La minería chilena enfrenta una oportunidad extraordinaria. La creciente demanda global de cobre, impulsada por la transición energética, la electrificación y la digitalización de la economía, abre un escenario favorable para el crecimiento de la industria durante la próxima década.

Sin embargo, el liderazgo de la minería del futuro dependerá no solo de cuánto producimos, sino de qué tan eficazmente somos capaces de transformar nuestras inversiones en productividad, resiliencia y creación de valor para las operaciones. En este contexto, la electrificación se ha consolidado como una de las principales oportunidades para fortalecer la competitividad de la minería chilena.

Electrificar una operación minera implica mucho más que sustituir una fuente de energía. Significa repensar la forma en que la energía se distribuye, gestiona y optimiza a lo largo de toda la cadena productiva.
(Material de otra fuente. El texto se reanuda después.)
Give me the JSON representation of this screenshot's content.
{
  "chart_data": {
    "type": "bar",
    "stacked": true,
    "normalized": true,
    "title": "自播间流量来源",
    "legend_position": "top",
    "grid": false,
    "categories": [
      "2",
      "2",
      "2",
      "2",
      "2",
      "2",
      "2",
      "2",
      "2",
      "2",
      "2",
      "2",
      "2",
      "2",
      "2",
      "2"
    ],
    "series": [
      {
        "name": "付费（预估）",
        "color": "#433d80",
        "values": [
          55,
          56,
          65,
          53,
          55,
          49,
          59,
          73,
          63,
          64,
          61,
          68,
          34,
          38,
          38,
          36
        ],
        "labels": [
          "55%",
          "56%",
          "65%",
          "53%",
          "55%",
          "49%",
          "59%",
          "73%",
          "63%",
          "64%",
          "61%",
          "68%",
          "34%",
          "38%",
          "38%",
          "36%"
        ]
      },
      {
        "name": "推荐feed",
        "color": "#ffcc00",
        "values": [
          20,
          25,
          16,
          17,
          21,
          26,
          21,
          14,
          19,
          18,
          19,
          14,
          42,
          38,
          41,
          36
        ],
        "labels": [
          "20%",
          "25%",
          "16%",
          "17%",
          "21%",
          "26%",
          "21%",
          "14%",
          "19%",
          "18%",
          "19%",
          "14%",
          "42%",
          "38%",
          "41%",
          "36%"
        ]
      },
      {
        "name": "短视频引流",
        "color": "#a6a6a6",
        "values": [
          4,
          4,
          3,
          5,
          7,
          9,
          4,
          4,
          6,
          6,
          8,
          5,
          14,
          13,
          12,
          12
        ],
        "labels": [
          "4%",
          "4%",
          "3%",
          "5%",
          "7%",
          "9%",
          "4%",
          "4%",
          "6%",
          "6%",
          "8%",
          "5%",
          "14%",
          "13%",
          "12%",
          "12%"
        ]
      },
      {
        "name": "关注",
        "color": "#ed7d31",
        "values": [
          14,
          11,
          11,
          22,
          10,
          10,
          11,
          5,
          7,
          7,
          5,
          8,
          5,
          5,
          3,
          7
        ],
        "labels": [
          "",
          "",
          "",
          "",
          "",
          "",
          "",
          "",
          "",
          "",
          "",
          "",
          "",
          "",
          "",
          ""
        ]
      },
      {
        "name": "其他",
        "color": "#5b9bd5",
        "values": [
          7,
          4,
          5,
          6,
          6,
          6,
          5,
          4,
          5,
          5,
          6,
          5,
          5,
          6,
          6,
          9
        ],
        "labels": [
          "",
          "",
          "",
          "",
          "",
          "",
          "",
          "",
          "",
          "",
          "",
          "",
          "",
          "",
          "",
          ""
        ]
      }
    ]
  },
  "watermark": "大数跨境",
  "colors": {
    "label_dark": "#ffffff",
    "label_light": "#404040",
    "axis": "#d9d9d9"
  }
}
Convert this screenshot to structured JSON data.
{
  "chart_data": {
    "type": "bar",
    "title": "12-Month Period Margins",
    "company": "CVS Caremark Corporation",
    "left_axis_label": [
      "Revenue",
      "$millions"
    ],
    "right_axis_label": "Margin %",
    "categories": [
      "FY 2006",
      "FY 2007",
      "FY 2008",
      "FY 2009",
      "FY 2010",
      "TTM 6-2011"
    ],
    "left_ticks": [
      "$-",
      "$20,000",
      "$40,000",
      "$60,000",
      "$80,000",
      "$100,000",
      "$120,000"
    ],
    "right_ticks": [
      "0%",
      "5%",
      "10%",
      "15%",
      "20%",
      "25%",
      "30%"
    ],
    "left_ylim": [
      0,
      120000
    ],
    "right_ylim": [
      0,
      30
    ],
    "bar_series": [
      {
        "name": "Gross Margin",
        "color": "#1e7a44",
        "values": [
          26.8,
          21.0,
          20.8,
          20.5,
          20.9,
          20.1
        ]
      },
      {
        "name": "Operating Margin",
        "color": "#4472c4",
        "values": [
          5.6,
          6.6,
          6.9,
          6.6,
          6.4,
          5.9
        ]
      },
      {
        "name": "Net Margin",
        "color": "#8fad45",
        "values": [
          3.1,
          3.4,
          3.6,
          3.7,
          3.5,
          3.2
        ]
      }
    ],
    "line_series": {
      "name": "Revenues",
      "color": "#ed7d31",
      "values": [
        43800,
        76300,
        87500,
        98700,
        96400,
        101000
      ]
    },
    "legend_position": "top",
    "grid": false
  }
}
Desde la modernización de subestaciones capaces de gestionar cargas variables y generación distribuida, hasta la electrificación de flotas y el desarrollo de infraestructura de carga, se trata de una transformación que impacta directamente en la eficiencia, la continuidad operacional y la capacidad de adaptación de las operaciones. Chile cuenta con ventajas excepcionales para avanzar en esta dirección.

El potencial solar y eólico del norte del país ofrece condiciones privilegiadas para integrar energías renovables a gran escala y fortalecer la sostenibilidad de la actividad minera. Aprovechar plenamente esa ventaja requiere infraestructura eléctrica robusta, sistemas de almacenamiento, capacidades digitales y una gestión cada vez más inteligente de la energía.